We’ll post a short update every Tuesday and syndicate it to LinkedIn and other channels. Questions and ideas are welcome on GitHub Discussions.



Thursday, May 22, 2025

CCL Team at GCASR 2025


 
Members of the CCL team traveled to Chicago, Illinois on May 8 to attend GCASR 2025 (12th Greater Chicago Area Systems Research Workshop).
 
CCL team members presented their work in both poster sessions.
 
Barry Sly-Delgado presented: Task Graph Restructuring via Function Based Annotation For Large-Scale Scientific Applications.
 
Colin Thomas presented: Enabling Tailored Optimizations for Scientific Workflows through I/O Tracing.
 
Md. Saiful Islam presented: Floability: Enabling Portable Scientific Workflows Across HPC Facilities.
 
Jin Zhou presented: Effectively Exploiting Node-Local Storage For Data-Intensive Scientific Workflows.
 
 

Tuesday, January 14, 2025

Reshaping High Energy Physics Applications Using TaskVine @ SC24

    Barry Sly-Delgado presented our paper titled: "Reshaping High Energy Physics Applications for Near-Interactive Execution Using TaskVine" at the 2024 Supercomputing Conference in Atlanta, Georgia. This paper investigates the necessary steps to convert long-running high-throughput high energy physics applications to high concurrency. This included incorporating new functionality within TaskVine.  The paper presents the speedup gained as changes were incorporated to the workflow execution stack for application DV3. We eventually achieve a speedup of 13X. 

 

Configurations for each workflow execution stack as improvements were made.

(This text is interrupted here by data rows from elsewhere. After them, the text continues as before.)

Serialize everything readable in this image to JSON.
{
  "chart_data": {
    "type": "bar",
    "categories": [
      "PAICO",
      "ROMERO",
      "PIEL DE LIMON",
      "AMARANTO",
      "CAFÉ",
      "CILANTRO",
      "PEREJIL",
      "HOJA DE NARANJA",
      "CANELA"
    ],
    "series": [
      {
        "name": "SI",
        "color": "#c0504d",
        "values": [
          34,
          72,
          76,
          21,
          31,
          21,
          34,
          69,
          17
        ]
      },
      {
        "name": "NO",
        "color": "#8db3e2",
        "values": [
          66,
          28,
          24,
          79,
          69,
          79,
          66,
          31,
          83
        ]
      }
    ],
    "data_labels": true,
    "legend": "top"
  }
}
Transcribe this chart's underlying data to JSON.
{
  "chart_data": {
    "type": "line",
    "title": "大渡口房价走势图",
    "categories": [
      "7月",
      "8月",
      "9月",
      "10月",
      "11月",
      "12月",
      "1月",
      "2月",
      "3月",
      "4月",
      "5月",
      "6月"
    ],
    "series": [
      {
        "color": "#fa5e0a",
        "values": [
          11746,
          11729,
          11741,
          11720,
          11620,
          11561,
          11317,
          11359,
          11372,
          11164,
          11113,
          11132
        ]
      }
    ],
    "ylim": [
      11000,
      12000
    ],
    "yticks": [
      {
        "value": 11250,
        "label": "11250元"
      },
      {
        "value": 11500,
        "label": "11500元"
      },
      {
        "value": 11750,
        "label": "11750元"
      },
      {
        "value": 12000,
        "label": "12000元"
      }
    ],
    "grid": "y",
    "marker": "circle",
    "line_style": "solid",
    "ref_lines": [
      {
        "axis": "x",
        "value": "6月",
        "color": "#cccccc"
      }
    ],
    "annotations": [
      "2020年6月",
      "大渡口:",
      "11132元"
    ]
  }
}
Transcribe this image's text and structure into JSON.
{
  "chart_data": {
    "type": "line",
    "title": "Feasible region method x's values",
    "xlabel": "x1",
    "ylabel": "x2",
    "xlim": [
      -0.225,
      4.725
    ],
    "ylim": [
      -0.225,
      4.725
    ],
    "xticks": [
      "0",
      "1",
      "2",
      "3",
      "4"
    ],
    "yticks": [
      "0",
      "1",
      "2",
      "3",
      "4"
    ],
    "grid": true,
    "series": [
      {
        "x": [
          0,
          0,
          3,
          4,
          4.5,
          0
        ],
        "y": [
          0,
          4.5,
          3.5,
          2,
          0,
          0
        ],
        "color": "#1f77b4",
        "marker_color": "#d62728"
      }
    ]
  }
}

Starting with stack 1. The first change incorporated was to the storage system where initial data sets are stored. This change showed little improvement, taking 3545s runtime to 3378s. This change is minimal as much of the data handling during application execution is related to intermediate results. Initially, with stack 1 and 2, intermediate data movement  is handled via a centralized manager. 

 

data movement during application execution between Work Queue and TaskVine. With TaskVine, the most data exchanged between any two nodes tops off around 4GB (the manger is node 0). With Work Queue the most data transferred is 40GB

Incorporated in stack 3 is a change of scheduler, TaskVine. Here, TaskVine allows for intermediate results to be stored on node-local storage and transferred between peer compute nodes. This relieves strain on the centralized manager and allows it to schedule tasks more effectively. This change drops the runtime to 730s.

 

CDF of task runtimes within the application per execution paradigm. With Function Calls, individual tasks execute faster.

Our final improvement changes the previous task execution paradigm within TaskVine. Initially "PythonTasks" serialized functions along with arguments and distributed them to compute nodes to execute individual tasks. Under this paradigm, the python interpreter would be invoked for each individual task. Our new task execution paradigm, "Function Calls" stands up a persistent Python process, "Library Task", that contains function definitions that can be invoked via individual function calls. Thus, invocations of the Python interpreter are reduced from per-task to per-compute-node. This change reduces runtime to 272s for a 13X speedup from our initial configuration.

Application execution comparison between stack configurations.